Die Symptome treten kontralateral zur verletzten Hemisphere auf. Wer links am Kopf verletzt ist, zeigt als Symptom oft Aphasie: Wort­findungs­störun­gen, die nicht leicht zu diagnostizieren sind. Dann ist das Broca- oder das Wernecke-Areal betroffen (ehemals differentialdiagnostisch als motorisch versus sensorische Aphasie klassifiziert), oder schlimmstenfalls beide.

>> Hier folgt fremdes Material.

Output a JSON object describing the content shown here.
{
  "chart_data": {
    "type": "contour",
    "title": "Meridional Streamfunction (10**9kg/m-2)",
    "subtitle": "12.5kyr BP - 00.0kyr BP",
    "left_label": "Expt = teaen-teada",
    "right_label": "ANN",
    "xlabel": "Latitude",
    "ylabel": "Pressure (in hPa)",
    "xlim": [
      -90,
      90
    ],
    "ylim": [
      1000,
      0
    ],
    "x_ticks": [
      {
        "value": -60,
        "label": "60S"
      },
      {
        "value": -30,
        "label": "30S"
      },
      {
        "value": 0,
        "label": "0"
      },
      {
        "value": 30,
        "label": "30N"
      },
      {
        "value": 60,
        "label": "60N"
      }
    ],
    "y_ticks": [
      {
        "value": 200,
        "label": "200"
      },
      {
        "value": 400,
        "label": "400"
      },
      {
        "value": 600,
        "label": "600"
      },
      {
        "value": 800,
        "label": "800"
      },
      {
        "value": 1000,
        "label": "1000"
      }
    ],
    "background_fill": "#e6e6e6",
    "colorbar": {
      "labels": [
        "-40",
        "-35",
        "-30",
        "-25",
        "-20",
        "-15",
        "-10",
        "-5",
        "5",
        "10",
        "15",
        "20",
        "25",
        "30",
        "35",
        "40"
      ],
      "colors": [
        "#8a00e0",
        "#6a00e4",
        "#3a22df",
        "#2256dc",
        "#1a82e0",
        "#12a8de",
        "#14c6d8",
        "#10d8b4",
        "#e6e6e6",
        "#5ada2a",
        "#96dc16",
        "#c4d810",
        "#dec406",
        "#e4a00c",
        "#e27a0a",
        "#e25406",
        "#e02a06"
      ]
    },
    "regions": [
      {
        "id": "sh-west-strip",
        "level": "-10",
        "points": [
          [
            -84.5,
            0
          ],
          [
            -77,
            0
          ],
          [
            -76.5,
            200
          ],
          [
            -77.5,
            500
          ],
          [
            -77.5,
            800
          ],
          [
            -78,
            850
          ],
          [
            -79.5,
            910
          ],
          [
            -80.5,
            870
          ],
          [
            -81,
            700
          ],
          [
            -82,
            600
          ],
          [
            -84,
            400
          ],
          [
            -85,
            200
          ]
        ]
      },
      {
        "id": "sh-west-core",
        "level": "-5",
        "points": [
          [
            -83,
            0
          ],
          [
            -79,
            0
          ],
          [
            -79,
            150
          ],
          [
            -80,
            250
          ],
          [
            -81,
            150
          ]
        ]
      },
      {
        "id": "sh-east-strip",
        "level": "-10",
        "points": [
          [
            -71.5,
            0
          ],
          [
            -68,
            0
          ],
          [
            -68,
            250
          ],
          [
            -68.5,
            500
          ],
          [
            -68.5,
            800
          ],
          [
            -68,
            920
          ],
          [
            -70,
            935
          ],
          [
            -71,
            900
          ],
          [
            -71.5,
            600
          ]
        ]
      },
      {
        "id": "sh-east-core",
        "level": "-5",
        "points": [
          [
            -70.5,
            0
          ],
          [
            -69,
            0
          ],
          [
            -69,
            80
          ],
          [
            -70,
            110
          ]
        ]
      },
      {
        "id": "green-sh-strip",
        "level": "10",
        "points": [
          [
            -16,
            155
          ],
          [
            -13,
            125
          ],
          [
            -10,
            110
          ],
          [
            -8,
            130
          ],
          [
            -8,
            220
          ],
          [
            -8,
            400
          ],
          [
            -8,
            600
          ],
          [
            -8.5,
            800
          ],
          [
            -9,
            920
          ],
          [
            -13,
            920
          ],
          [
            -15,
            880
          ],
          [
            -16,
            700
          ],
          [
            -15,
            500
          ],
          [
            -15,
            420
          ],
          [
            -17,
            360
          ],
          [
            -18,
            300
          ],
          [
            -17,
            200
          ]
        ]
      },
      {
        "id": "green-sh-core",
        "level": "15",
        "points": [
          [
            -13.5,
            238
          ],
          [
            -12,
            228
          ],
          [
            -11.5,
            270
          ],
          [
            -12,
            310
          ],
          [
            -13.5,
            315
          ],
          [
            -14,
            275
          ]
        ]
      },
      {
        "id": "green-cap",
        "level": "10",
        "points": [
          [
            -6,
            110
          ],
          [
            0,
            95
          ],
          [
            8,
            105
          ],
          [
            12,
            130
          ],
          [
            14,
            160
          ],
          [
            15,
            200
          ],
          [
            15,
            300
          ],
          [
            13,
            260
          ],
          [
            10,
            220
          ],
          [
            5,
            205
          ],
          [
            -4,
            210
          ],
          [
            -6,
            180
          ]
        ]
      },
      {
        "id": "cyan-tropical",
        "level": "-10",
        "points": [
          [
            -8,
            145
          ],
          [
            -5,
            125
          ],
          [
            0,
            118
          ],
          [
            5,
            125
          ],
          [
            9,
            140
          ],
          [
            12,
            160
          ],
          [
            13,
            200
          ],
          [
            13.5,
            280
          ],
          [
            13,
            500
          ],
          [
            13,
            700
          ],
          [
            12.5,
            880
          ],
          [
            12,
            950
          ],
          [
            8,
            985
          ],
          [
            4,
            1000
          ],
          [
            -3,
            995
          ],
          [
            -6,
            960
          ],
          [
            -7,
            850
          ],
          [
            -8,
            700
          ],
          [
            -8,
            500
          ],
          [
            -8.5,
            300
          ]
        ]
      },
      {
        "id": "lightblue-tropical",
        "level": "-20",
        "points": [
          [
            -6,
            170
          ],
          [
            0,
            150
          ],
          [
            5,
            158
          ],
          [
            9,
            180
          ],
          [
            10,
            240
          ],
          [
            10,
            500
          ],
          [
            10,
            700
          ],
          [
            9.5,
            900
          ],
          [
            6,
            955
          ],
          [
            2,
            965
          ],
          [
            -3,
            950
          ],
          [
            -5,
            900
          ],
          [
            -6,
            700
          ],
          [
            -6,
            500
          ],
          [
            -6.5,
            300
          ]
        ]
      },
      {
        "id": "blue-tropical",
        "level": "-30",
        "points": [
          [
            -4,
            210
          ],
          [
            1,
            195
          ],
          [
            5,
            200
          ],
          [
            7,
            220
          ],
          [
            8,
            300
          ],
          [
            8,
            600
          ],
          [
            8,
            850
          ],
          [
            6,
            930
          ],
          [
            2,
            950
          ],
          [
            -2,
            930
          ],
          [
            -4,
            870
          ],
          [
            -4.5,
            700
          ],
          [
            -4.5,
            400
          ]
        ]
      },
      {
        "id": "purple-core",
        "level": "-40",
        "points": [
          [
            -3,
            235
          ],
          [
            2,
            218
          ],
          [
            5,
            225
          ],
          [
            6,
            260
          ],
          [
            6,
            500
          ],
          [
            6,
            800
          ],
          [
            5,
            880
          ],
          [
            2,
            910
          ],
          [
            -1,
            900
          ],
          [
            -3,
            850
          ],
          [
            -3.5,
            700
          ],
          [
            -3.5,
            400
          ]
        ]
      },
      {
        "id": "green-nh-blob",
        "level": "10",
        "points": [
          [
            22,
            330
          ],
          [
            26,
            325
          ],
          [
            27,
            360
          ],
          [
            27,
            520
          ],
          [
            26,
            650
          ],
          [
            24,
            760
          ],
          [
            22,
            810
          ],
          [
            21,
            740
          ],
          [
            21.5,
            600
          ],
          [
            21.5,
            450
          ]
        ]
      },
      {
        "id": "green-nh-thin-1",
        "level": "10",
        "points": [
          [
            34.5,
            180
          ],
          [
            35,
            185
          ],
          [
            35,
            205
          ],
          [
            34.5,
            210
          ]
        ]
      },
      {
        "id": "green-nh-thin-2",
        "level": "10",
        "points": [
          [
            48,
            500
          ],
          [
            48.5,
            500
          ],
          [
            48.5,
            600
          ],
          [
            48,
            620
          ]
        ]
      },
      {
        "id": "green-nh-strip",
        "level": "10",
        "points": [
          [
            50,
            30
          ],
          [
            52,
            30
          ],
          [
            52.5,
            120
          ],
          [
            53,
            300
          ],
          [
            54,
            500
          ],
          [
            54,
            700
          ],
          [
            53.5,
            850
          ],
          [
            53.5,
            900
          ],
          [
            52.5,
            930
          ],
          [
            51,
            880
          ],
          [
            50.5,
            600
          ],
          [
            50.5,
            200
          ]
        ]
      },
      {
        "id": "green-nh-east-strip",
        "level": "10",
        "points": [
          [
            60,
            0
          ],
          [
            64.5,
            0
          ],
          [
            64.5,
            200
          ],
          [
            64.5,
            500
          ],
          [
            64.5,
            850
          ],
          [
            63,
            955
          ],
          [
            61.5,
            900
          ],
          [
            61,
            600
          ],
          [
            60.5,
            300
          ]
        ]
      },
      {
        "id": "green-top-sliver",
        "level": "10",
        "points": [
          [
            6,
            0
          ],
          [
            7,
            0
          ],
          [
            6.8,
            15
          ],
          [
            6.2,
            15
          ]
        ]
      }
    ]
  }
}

Broca-Areal und Wernicke-Areal im menschlichen Gehirn
Broca-Areal und Wernicke-Areal im menschlichen Gehirn (Wikimedia, Uwe Gille, US NIH publication 97-4257)

Die Verletzung der rechten Seite führt oft zu Nuscheln, undeutlichem Sprechen, falschen Lauten, also allen Arten von Artikulationsschwierigkeiten oder zerstörtem oder falschem Phoneminventar, deshalb lokalisiert man jenen Bereich, der in der Zuschauerfrage beim Codeswitching versagt, auf der rechten Hemisphäre.

Bei der Erforschung des Bezugs zwischen Sprache und Gehirn ist man vornehmlich auf Störfälle angewiesen: Die Sprechfunktionen werden im menschlichen Gehirn lokalisiert, indem man bei Sprachgeschädigten die beschädigten Stellen in Bezug zur vermuteten Funktion setzt. Diese Methode birgt grundsätzlich die Gefahr für Irrtümer, weil Sprache ein komplexer Vorgang ist, an dem viele Bereiche des Großhirns und anderer Hirnteile wie des Kleinhirns mitwirken und ähnlich wie bei der Genetik der Bezug zur Oberfläche nicht eindeutig ist. So wurde das Broca-Zentrum früher irrtümlich durch solche Gleichsetzungen für den Ort der Sprache schlechthin gehalten.

In diesem Fall haben sie sich jedoch praktisch bewährt. Wenn eine Dysfunktion nachgewiesen ist, ordnet man sie den zuständigen Arealen der Sprache dem verletzten Gehirnbereich zu. Damit ist jedoch nicht bewiesen, dass dieser Bereich allein für die Funktion zuständig ist.